Владыка Арсений и матушка Фамарь несколько раз бывали у нас в нашем доме. Шел разговор и о положении Церкви, о «ваша радость, наша радость»[36], которую владыка разделять с митрополитом Сергием не желал, за что и погиб спустя несколько лет.
В этот день мама должна была явиться в Арзамасское ОГПУ. В народе эти четыре страшные буквы, буквы смерти многих миллионов невинных жизней, расшифровывали: «О! Господи! Помоги Убежать!» – а в обратном чтении: «Убежишь. Поймают. Голову Оторвут». Убежать некуда. Надо идти! Владыка благословил нас всех престольным крестом: «Да воскреснет Бог, и расточатся врази Его. Идите с Богом. Пусть будет Его святая воля. Идите с Богом!»

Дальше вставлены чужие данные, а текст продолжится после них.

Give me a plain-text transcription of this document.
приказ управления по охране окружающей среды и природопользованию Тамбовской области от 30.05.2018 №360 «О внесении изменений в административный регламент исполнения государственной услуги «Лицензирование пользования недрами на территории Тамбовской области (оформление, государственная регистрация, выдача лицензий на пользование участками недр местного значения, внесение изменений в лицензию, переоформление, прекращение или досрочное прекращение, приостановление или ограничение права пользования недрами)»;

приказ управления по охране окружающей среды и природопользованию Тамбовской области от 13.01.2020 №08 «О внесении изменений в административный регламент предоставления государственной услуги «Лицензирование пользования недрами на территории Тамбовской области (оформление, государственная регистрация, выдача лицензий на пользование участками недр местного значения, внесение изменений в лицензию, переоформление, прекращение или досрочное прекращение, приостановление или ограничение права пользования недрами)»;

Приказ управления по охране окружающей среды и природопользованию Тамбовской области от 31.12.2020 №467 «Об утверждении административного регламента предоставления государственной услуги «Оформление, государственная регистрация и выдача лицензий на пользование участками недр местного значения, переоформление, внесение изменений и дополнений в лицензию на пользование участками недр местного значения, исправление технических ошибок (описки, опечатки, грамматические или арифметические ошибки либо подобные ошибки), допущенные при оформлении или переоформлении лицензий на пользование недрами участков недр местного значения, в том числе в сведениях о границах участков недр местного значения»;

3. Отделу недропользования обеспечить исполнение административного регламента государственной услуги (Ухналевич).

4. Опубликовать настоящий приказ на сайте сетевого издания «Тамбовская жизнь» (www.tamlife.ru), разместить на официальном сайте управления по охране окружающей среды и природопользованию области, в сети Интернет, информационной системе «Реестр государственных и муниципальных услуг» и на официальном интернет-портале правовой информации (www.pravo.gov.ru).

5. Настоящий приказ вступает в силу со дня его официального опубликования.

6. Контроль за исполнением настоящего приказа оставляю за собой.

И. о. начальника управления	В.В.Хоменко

Матушка Фамарь перекрестила наши головы, обняла маму, и мы пошли в ОГПУ. Это было мое первое знакомство с органами уничтожения, и не последнее! Впоследствии его «карающий меч» опустился сперва на мамину голову в 1937-м, а на мою – в 1946-м.
Бездушные, холодные, не знающие жалости глаза обшарили нас с головы до ног. Мы были их жертвой: двое детей и тридцатичетырехлетняя женщина. Покорная не им, а воле Божией, стояла она спокойная, в ожидании своей и нашей участи! Жестокие, полные нескрываемой ненависти глаза смотрели на нас! Сквозь зубы, цедя и смакуя каждое слово, «рыцарь революции» читал: «Татьяна Александровна Арцыбушева, вдова расстрелянного вредителя М. П. Арцыбушева…»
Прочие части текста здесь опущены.